The Wii became an instant hit and became the console of choice for ‘casual gamers.’ Parents and Grandparents everywhere could participate with its incredibly low learning curve and the easily accessible Wii Sports. Sony and other competitors quickly realized that Nintendo tapped into a very deep casual demographic – and they had it all to themselves.
In a move to reinvigorate the PlayStation brand during lacking sales, Sony unveiled the PlayStation Move motion controller at E3 2010. Its design is very similar to Nintendo’s Wii Remote, a direct result of the controller becoming a huge success. Sony still endorses the Move controller, although they no longer treat it as its own ”platform launch” as they initially described. The Move controller will be utilized with the upcoming PlayStation 4, much like Wii Remotes are capable of functioning with the Wii U.
PS Vita/PlayStation 4 Interconnectivity
After the launch of the Wii and the Wii U, it has become obvious that Nintendo and Sony are on very different paths as companies. Sony has targeted the more serious gamer market while Nintendo at this point seems to be primarily focused on including as wide an audience as possible. Nintendo attempted to continue the success of the Wii with its new console, the Wii U, which highlights the Wii U GamePad as its revolutionary new input. The touchscreen controller brings about new methods of interactivity and enables game developers to think outside the box with their designs.
The idea, while still in its infancy, is promising to say the least. And again, Sony took notes. When Sony held a press conference in February to show case the upcoming PlayStation 4, they made sure to mention that there would be interconnectivity between the PS4 and their newest portable, the PlayStation Vita. Sony plans to have developers utilize the PS Vita/PS4 combo in similar ways Nintendo utilized the GamePad, thus, hopefully eliminating any advantage Nintendo currently holds within the market.

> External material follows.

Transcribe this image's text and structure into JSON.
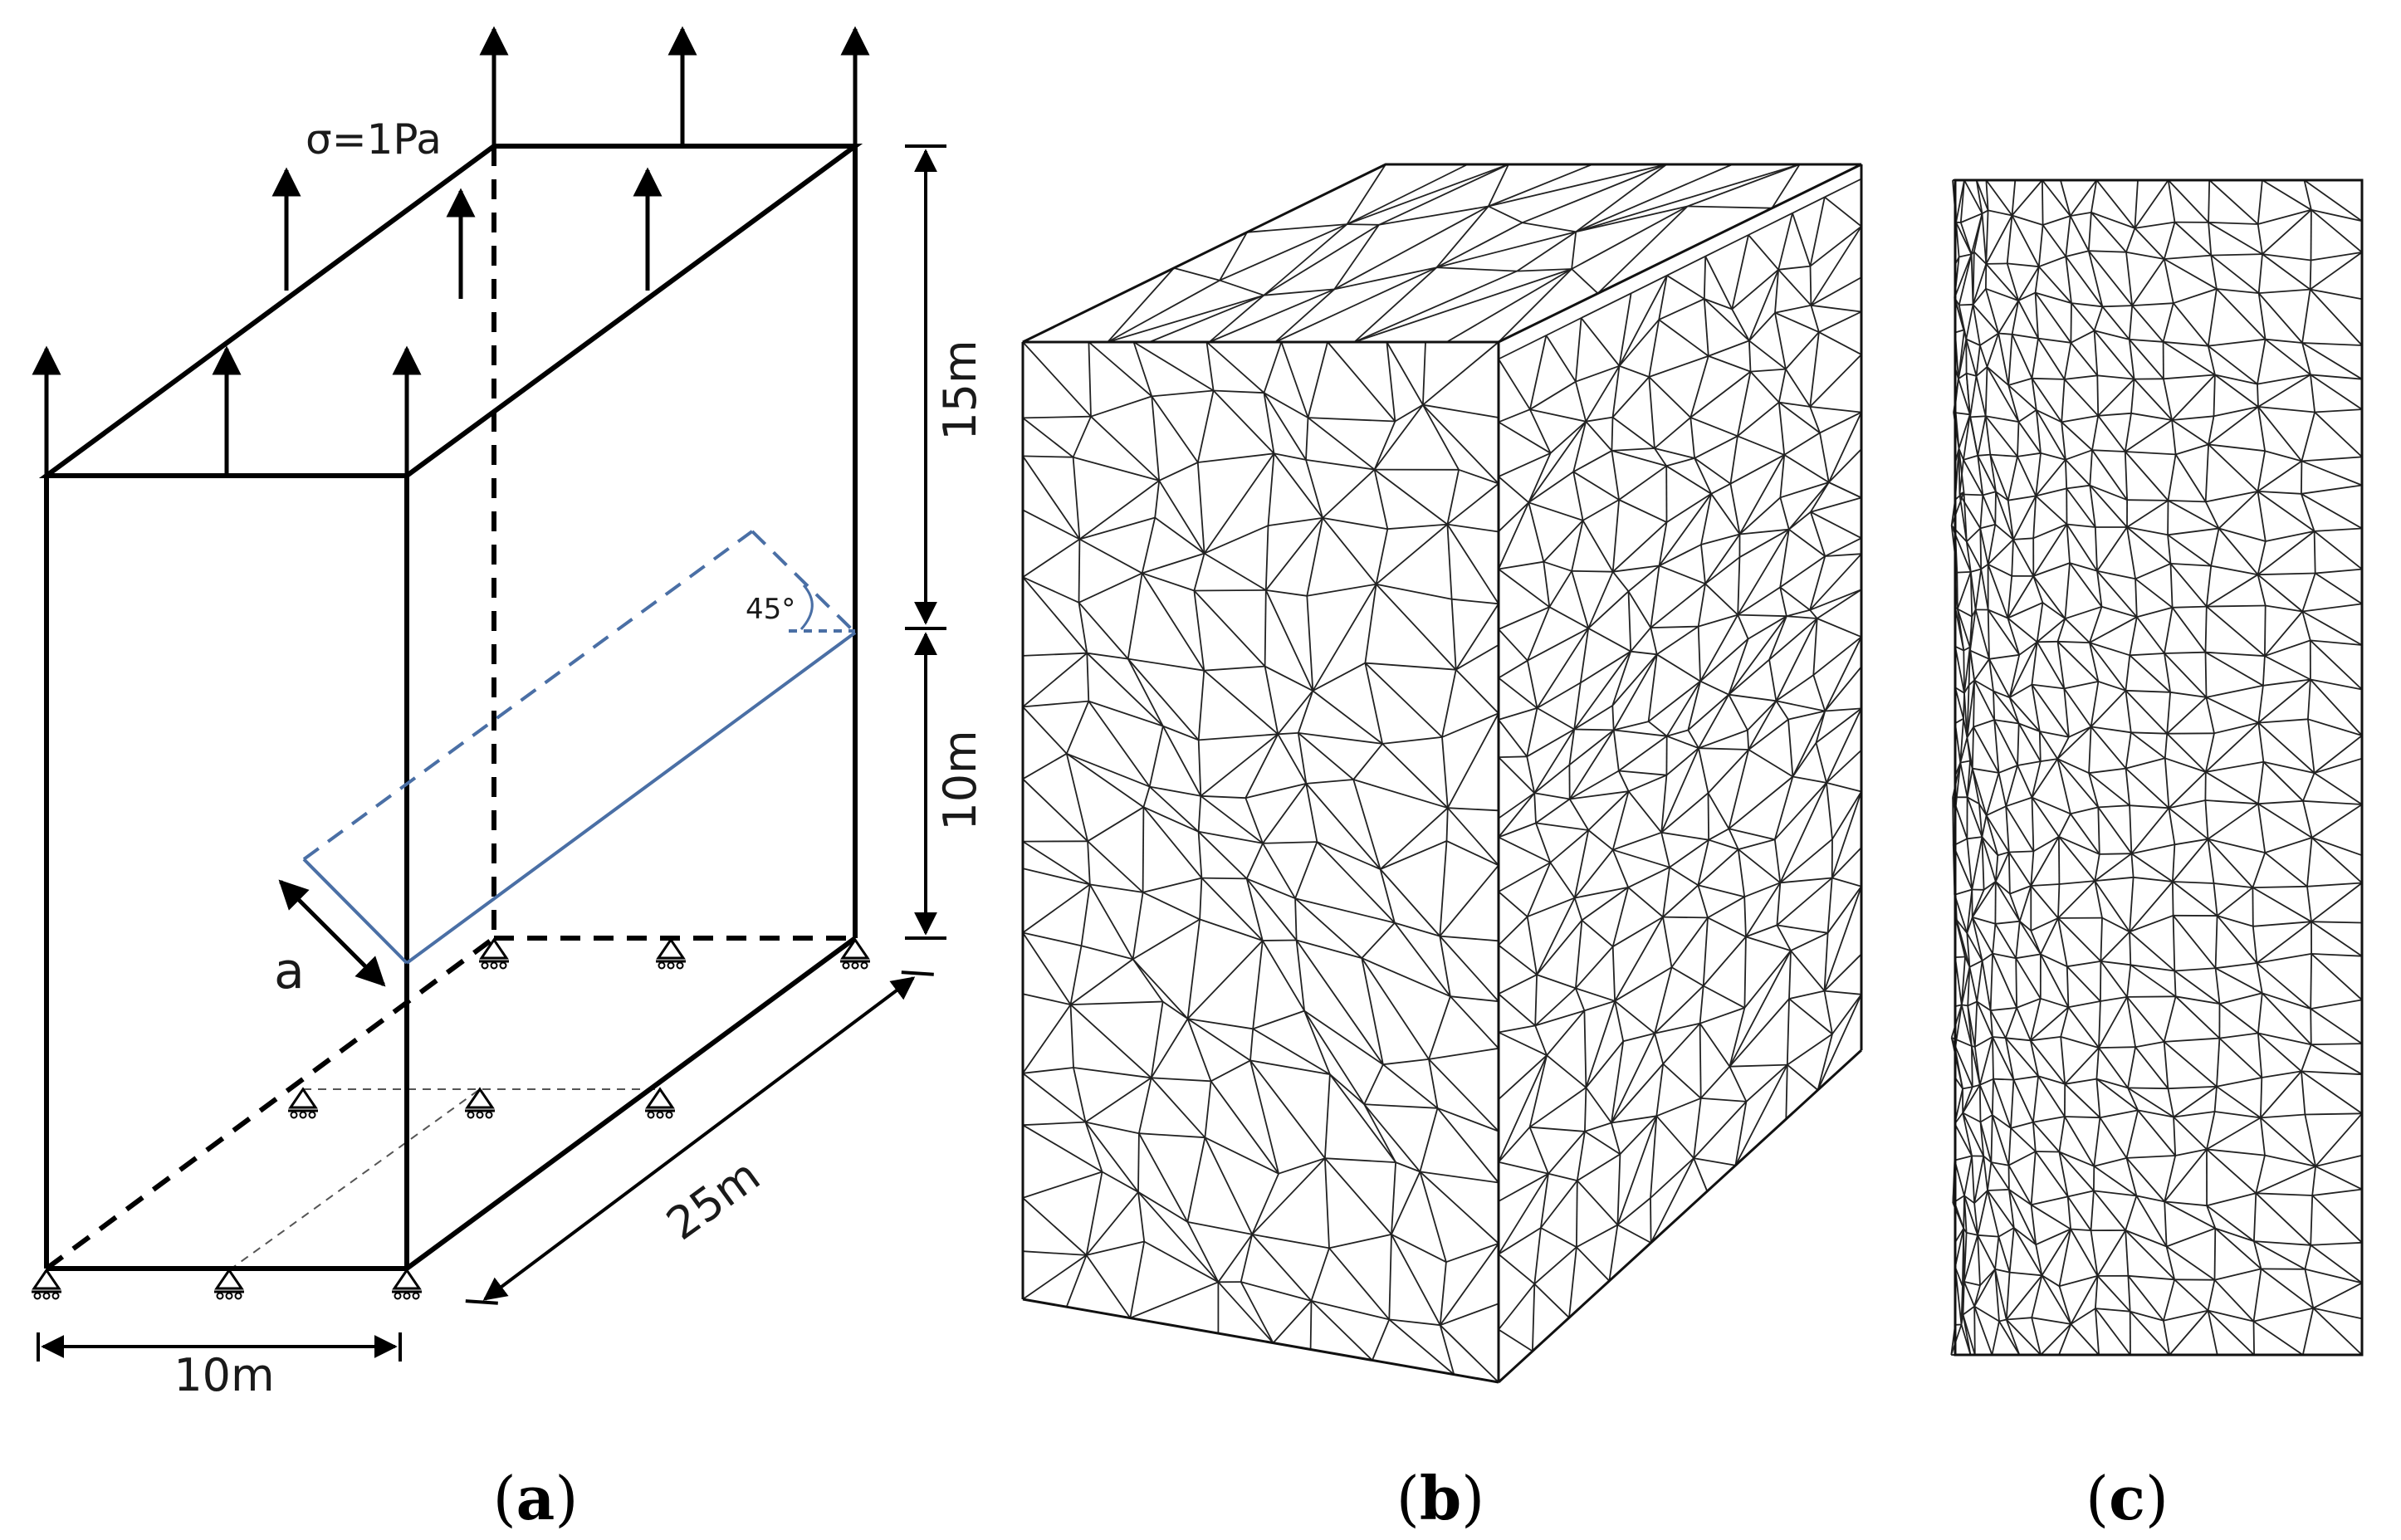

This article is in no way trying to portray that Nintendo is a better company than Sony. Far from it. Sony is doing many things better than its competitor currently is. But what is undeniable is that Sony has peaked over Nintendo’s shoulder for many years. The end result amounts to a better product for us, the consumers. Sony has taken many of Nintendo’s ideas and made them better. Meanwhile, to stay fresh and unique, Nintendo is constantly trying to come up with more innovative ways for us to enjoy our favorite past time.

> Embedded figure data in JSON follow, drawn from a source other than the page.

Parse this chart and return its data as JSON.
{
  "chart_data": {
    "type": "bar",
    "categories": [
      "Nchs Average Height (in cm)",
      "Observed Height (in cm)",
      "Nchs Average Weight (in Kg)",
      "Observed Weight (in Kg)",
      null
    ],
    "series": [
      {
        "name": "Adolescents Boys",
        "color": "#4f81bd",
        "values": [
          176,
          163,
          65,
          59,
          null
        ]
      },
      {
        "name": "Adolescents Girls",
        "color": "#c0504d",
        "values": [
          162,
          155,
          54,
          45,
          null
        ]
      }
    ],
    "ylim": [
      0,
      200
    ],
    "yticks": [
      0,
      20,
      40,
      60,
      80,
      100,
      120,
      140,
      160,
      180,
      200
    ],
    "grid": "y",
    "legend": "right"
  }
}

The two companies may have shared a similar trajectory for the first fifteen or so years, but they are very different today. And while some Sony fans may be Nintendo haters, they absolutely owe gratitude to the company for heavily influencing the gaming industry as we see it today. And really, seeing a former partnership instead turn into a rivalry this important and influential, aren’t we all lucky that they didn’t get along?